There is no doubt whatsoever that the vast majority of the Labour establishment, as represented by the people in that hall, are hostile to Corbyn. The question now is whether Corbyn can overhaul party mechanisms in such a way as to bring the opinions of the membership to bear on policy and override that right wing “elite” who have been in charge of the party.
The first few weeks are key. Most Blairites are above all careerists. If they think Corbyn can carry through his personal dominance into control of policy and party mechanisms, then many of the Blairites will look at their constituency members and suddenly discover they had left-wing principles after all. If the Blairites think that a resistance and undermining campaign against Corbyn will succeed (and there will certainly be one), they will go for that. In short, most “Blairites” are out for themselves and will join what they perceive will be the winning side Corbyn’s winning margin, and the fact he won overwhelmingly among full members, gives him a very strong base.
I have shared anti-war and pro-Palestinian platforms with Jeremy, and have the greatest respect for him. I also expect that he will have the strength to stand against both the smothering blandishments and the attacks of the neo-con establishment. The “Corbyn’s election is a disaster” narrative is being pushed by the BBC relentlessly in every question and comment – for example they just asked Ed Miliband “In retrospect was it a mistake for you to resign the day after the election?”, the clear sub-text being that Corbyn’s election was undesirable.
Ever since I realised that Blair’s New Labour was entirely subservient to the neo-con agenda I have regarded Labour as the enemy, as a fake opposition so close to the Tories as to make no difference. I viewed its leadership as utterly unscrupulous careerists fully signed up to a vicious pro-wealthy agenda at home and completely subservient to US/Israeli foreign policy abroad. This new careerism tied in very nicely with a pre-existing rotten borough corruption in Scotland and Northern England. I utterly detested the Labour Party.
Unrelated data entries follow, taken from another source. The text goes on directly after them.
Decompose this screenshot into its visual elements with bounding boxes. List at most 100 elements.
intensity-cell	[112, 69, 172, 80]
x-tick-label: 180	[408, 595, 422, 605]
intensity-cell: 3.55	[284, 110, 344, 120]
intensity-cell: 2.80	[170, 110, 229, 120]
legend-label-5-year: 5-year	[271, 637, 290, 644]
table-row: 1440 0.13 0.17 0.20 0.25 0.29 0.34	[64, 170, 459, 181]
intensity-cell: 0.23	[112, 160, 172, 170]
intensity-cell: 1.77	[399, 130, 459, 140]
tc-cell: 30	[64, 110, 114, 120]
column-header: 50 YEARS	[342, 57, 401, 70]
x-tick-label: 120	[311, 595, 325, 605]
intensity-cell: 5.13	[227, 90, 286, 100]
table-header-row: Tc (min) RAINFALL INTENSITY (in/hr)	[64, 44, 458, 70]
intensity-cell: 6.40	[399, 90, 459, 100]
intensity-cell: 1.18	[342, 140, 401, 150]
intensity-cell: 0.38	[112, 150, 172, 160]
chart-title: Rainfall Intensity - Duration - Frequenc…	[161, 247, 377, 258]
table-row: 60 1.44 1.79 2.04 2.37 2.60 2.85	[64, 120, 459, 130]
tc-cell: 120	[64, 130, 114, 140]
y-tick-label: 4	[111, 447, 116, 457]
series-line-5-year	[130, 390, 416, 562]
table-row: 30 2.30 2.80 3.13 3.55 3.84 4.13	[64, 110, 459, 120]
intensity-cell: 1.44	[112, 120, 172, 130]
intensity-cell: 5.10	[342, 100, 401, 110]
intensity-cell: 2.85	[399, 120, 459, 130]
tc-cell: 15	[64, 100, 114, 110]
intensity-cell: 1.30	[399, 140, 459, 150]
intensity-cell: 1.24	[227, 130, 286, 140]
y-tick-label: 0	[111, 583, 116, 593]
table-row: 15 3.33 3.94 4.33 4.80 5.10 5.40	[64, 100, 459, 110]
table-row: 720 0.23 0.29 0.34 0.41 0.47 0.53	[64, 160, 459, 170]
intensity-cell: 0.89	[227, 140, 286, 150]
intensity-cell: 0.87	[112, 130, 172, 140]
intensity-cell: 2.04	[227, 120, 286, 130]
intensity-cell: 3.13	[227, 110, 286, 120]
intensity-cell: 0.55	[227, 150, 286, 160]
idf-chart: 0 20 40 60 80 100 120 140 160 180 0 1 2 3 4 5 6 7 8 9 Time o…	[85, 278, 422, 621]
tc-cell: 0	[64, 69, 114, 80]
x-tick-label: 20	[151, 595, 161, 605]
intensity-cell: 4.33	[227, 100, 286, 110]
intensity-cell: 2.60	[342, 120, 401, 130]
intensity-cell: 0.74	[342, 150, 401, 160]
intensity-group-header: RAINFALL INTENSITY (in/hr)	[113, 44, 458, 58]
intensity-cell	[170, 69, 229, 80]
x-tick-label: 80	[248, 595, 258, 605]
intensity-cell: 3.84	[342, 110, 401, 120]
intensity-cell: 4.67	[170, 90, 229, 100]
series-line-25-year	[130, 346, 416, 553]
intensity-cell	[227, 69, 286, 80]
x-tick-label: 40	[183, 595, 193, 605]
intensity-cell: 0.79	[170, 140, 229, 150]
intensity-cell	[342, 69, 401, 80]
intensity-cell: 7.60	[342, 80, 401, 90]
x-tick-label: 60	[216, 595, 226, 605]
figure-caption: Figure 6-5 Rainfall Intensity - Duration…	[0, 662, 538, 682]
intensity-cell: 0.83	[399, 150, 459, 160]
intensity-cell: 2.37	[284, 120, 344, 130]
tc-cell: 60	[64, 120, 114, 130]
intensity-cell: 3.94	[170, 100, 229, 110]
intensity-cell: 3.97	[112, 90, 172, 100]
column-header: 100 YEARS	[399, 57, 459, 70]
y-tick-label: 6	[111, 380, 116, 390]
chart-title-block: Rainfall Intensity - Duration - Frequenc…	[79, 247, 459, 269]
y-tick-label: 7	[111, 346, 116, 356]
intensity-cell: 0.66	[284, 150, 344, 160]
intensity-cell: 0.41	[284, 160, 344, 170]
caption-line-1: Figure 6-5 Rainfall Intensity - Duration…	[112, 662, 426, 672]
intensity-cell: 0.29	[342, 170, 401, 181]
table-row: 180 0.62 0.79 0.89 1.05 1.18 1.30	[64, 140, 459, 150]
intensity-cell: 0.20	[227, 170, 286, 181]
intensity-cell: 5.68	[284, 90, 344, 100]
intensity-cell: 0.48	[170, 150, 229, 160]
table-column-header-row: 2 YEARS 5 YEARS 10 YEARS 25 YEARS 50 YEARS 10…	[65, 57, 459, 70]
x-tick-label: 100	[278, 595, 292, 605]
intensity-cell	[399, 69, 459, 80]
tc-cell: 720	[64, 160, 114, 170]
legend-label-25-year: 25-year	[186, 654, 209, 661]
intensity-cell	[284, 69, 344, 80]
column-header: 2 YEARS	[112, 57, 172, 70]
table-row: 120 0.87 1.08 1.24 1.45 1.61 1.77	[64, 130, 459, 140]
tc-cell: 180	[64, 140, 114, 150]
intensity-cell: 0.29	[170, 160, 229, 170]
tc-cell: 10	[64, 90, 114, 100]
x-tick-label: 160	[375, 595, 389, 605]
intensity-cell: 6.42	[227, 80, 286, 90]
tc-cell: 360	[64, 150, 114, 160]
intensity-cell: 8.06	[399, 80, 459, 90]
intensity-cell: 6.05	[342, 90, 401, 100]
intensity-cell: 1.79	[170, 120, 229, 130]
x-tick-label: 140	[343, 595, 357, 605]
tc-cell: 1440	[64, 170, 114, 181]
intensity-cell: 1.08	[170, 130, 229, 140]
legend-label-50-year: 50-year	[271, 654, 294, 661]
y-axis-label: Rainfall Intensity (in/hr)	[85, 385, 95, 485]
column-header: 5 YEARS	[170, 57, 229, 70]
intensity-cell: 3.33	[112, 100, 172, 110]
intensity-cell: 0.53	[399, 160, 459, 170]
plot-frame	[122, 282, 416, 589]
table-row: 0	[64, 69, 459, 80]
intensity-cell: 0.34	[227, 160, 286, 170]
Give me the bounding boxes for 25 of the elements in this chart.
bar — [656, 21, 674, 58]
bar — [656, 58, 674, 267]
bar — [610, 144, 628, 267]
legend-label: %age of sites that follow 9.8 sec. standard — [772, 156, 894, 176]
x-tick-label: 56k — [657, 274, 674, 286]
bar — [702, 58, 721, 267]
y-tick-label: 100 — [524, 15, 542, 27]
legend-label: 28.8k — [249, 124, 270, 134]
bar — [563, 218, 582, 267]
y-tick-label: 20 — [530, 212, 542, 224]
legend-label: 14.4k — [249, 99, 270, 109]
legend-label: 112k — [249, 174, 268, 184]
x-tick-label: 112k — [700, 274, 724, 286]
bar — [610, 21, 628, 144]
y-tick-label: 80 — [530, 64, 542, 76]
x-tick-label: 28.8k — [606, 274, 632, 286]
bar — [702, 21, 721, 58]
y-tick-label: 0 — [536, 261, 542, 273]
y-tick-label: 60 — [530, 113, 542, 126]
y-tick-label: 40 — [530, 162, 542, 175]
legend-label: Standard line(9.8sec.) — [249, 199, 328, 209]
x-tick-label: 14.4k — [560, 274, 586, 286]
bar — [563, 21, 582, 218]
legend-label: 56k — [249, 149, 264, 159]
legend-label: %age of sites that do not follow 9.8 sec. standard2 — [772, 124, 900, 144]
So it is difficult for me to find the Labour Party led by a man whom I know, nuch respect, and with whom I disagree on almost nothing except Scottish independence. I also continue to believe that once consolidated, Jeremy will make it clear he has no hostility to Scottish independence and will support a second referendum whenever the Scottish government wants it.
But the problem is that the Labour Party hierarchy, and particularly their parliamentary party, is still full of people who are neo-cons, Red Tories, appallingly corrupt, careerists and in several cases war criminals. To know what attitude to adopt to the Labour Party must depend on how the battle for control of the party pans out. The scale of Corbyn’s victory, and the total rejection of the direct interference of Tony Blair, give Corbyn a great start. Those Blairite bastions – the Guardian and the BBC – are spluttering incoherently.
Jeremy Corbyn has just won the battle for party leadership. But the battle for control of the Labour Party just started.